The St. James shelter was supposed to close on April 30.
“They approached me, and I said I’d look into it,” he said. “It’s what I said I’d do when I got elected.”
But Maynard said last week he was “not 100 percent” on whether the shelter was successful in its mission prior to the issue’s first public airing at the June 24 City Council meeting.
Councilor Rob Pero said last week that he got “the sense that the shelter was not working.” Pero noted he has visited the St. James shelter in the past week.
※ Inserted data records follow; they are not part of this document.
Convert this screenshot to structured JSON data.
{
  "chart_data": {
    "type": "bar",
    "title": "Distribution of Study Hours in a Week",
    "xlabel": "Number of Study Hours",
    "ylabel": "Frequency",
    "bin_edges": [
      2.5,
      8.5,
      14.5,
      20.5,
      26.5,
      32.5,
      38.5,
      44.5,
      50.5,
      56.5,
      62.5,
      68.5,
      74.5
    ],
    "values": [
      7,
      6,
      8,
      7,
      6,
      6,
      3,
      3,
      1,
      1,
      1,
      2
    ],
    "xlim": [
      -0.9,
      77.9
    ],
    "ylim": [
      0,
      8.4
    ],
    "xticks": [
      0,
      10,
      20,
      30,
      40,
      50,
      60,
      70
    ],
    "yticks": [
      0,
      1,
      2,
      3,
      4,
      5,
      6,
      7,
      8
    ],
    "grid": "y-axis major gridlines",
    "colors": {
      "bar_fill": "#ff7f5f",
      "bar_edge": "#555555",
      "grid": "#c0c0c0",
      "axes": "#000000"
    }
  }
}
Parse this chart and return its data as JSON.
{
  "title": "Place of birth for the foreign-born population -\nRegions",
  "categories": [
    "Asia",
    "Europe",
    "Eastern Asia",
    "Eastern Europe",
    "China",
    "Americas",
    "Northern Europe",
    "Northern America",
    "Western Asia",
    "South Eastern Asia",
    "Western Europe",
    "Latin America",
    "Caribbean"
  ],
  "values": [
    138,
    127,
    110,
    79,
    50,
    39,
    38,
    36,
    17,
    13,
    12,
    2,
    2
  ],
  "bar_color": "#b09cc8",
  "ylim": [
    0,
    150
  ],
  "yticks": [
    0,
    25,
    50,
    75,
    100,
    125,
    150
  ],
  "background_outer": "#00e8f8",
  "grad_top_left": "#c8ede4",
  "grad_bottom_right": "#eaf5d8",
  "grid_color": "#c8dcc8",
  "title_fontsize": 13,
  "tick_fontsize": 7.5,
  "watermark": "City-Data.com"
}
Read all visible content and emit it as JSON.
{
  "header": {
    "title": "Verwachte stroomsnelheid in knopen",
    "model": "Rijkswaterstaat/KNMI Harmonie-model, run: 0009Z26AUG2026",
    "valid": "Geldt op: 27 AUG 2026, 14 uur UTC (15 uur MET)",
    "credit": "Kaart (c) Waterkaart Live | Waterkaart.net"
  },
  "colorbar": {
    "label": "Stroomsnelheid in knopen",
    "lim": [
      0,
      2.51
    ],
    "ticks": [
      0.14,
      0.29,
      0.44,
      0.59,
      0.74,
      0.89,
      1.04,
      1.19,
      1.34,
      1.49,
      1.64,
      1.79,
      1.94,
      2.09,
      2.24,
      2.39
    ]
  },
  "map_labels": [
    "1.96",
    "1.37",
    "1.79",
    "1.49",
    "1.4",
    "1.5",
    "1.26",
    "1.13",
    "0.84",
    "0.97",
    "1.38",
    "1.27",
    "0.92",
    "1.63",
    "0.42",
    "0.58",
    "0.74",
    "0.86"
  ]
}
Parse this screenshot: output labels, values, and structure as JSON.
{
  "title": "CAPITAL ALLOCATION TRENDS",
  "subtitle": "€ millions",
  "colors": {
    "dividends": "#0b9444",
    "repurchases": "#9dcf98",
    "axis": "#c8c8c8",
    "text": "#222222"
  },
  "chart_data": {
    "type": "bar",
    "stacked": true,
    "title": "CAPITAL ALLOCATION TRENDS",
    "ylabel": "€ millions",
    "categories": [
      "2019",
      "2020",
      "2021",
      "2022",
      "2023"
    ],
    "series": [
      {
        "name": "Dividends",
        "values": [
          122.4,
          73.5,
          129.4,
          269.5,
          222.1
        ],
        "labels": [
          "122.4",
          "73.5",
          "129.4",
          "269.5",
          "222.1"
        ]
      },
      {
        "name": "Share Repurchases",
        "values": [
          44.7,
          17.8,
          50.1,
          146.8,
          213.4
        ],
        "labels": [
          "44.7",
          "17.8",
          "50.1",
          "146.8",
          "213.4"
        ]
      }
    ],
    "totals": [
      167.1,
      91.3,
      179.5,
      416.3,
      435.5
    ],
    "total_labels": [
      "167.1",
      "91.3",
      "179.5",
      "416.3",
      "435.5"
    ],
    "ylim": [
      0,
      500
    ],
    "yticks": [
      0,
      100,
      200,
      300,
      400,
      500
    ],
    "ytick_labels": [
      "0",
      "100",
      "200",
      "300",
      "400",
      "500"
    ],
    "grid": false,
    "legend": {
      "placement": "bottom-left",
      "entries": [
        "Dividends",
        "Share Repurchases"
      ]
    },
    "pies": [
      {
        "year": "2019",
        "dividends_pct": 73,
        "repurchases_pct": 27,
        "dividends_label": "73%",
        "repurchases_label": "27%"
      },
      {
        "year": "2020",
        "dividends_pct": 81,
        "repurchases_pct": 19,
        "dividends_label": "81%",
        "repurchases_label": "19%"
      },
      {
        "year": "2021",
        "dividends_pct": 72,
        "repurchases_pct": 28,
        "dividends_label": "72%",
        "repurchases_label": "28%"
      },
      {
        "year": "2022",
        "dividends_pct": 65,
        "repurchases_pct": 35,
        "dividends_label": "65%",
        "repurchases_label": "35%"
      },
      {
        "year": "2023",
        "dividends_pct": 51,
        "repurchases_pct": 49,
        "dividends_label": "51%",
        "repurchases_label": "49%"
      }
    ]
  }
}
According to statistics published by the Homeless Hospitality Center in June, 62 out of the shelter’s 116 unduplicated guests stayed less than 10 nights; 25 stayed between 11 and 24 nights; and 29 stayed more than 25 nights.
The report states that the emergency shelter is the earliest and most consistent point of contact with the homeless.
But whether or not the shelter was working has now become a moot point.
In the past week, the City Council voted to force shelter workers to administer Breathalyzer tests to random people seeking admittance to the overnight shelter; those who blow a .08, the state’s legal limit to operate a motor vehicle, will be refused entrance.
The motion was made by Maynard, as a corrective to an earlier law passed by the council requiring the shelter to become “dry” by Aug. 1.
But, initially, the council did not clearly define what it meant by “dry.”
With no set standard, Catherine Zall, the executive director of the Homeless Hospitality Center (HHC), which oversees the shelter, implemented a policy—to allow intoxicated people to spend the night, with the understanding that they would not be allowed in if they arrived at the shelter drunk again.
But as is so often the case in relationships, it’s not what you say, but how you say it.
The council learned of Zall’s interpretation of the “dry” standing by reading about it in the Aug. 2 edition of The Day.
“That was bothersome,” Maynard said.
In the Aug. 4 meeting of the HWG, Zall apologized profusely for not informing the City Council. She said she had returned from a two-week holiday the day before the “dry” deadline and was working to come up with a response.
The Breathalyzer policy, Maynard claims, was adopted to elucidate any confusion over what “dry” means.
The motion passed 4-3, with Councilor Michael Buscetto joining Republican Councilors Pero and Adam Sprecace in the affirmative.
Democrat Margaret Curtin called the policy “an intrusion of privacy,”
“We are picking on a class of people,” she said, and doubted the measure’s legality.
The council voted against sending the proposal to the law director before its adoption.
Deputy Mayor Wade Hyslop called the vote “a step in the wrong direction.”
“We should allow the working group to make a determination,” he said.
Pero was particularly irked that the HHC defied the council’s directive. “The will of the city cannot just be ignored,” Pero said.
Pero said that the Breathalyzer policy will be a stop-gap measure in anticipation of the HWG’s final report to the City Council due at the end of September.
Zall disagreed with the ruling.
“Everything should be on the table, but we should use the working group to talk about these issues,” she said.
David Hayes, a resident and frequent public speaker at meetings, strongly disagreed with the motion.
“Where are people going to go?” he asked.
Also, last week, members of both the HWG and the City Council said the dry issue should affect a small percentage of people who use the shelter.
Milton Cook, a HWG member who is the director of the Montauk Avenue soup kitchen, said, “We are talking about 10 people.”
Runyon, who is also involved in New London Main Street, said that whatever decision the HWG arrives at, he hopes city leaders see the homeless question in the context of other issues in the city.
“Part of the problem in New London is that we tend to look at issues in a vacuum,” he said. “The homeless issue has to be part of a common and shared vision—a set of strategies and goals.
“We’ve got to have that vision,” he continued. “It’s like we have a baseball team with no coach and all the kids want to be the pitcher.”